Comparant les principes qui régissent nos trois ecclésiologies, nous constatons qu’elles présentent certains éléments extérieurs étonnamment communs. Chez les Catholiques, par exemple, c’est du rite que provient l’épithète désignant l’Eglise locale, à savoir “maronite”, “melkite”, “catholique grecque” ou “uniate”, etc. Chez les Protestants aussi, c’est de la confession que provient l’épithète désignant chacune des “dénominations”, à savoir “luthérienne” ou “calviniste”, etc. Pareillement et par analogie, ceci advient aussi dans l’Eglise nationale orthodoxe, où le messianisme de la Nation, autre forme de confession de foi, est, consciemment ou inconsciemment, accentué plus que tout autre aspect, et où, en même temps, on observe une relation et une dépendance affectives et même lascives de l’Eglise par rapport à la Nation et à l’idéologie nationale dominante. Il est, dès lors, naturel que ce soit de cette relation de dépendance réciproque par rapport à la Nation étatique que provienne l’épithète désignant les Eglises locales, à savoir Eglise serbe, Eglise roumaine ou Eglise russe.

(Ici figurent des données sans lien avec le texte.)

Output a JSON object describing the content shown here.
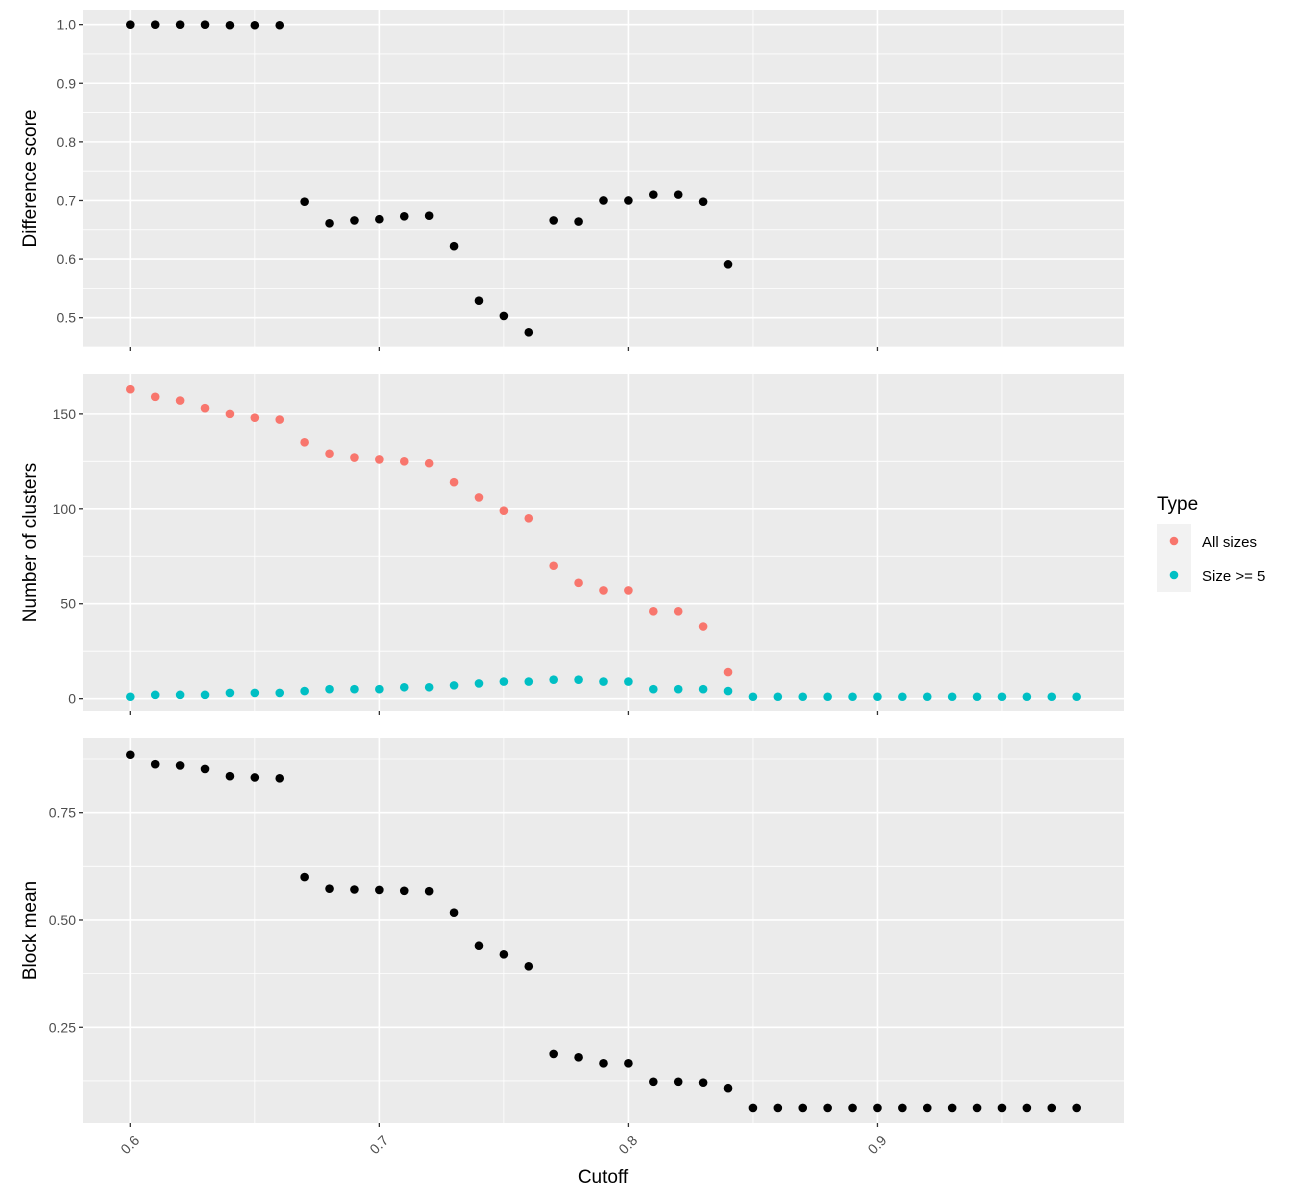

Ce phénomène d’innovation ecclésiologique attributive récemment né s’explique désormais sans grande difficulté, du fait que inconsciemment, depuis que le centre de gravité ecclésiologique, de territorial qu’il était, est devenu confessionnel, nous avons remplacé la désignation locale par une épithète déterminante qui correspond à des expériences ecclésiologiques divergentes. Si nous utilisons des catégories d’épithètes, c’est parce que nous sommes mus précisément par ce même besoin d’auto-désignation qui impose l’emploi de catégories d’épithètes confessionnels. Toutefois, pour l’Ecclésiologie, il n’existe ni Eglise ritualiste ni Eglise confessionnelle, ni Eglise ethnico-ethnophylétique respectivement.
Même s’il peut paraître équivalent (isomorphique) de parler par exemple d’Eglise de Roumanie ou d’Eglise roumaine, et bien que la différence de terminologie semble bien superficielle, nous devons constater, d’après ce que l’on a vu plus haut, qu’elle est réellement significative entre l’usage d’un nom de lieu et l’usage à la légère d’un attributif distinctif, car les intentions, soit ecclésiologiques, soit divergentes et hétéro-centriques renvoient à deux conceptions différentes de l’Eglise. L’Eglise est communion et non divergence. Le fossé qui sépare ces deux conceptions est large, aussi large que celui qui existe entre l’“ecclésiologique” et le “non ecclésiologique”…
* * * * *
Ces trois ecclésiologies divergentes, qui se sont développées tout au long des huit derniers siècles du deuxième millénaire (13e-20e siècles), ont en fait ouvert pour l’Eglise l’époque de la post-ecclésiologie. Telle est l’époque que nous traversons, une époque où l’on tente de donner des solutions superficielles, soit par des conciles tels que Vatican II qui a préconisé l’élargissement de l’œcuménisme, soit par une tentative accrue de fédéralisation des Eglises protestantes, soit par la lutte infructueuse pour convoquer un Concile panorthodoxe, préparé, sans résultat, depuis bientôt un demi-siècle. Il est certain que la solution ne pourra être ni ritualiste ni œcuméniste, elle ne sera ni confessionnelle ni fédérative et sûrement pas ethno-phylétique et multi-juridictionnelle ; elle ne pourra qu’être ecclésiologique et canonique, et c’est peut-être pourquoi elle paraît très lointaine, sinon utopique, à l’époque post-ecclésiale que nous traversons et qui s’est instaurée comme l’époque du Christianisme moderniste, un Christianisme qui demeure tragiquement multilatéraliste et nullement ecclésiologique.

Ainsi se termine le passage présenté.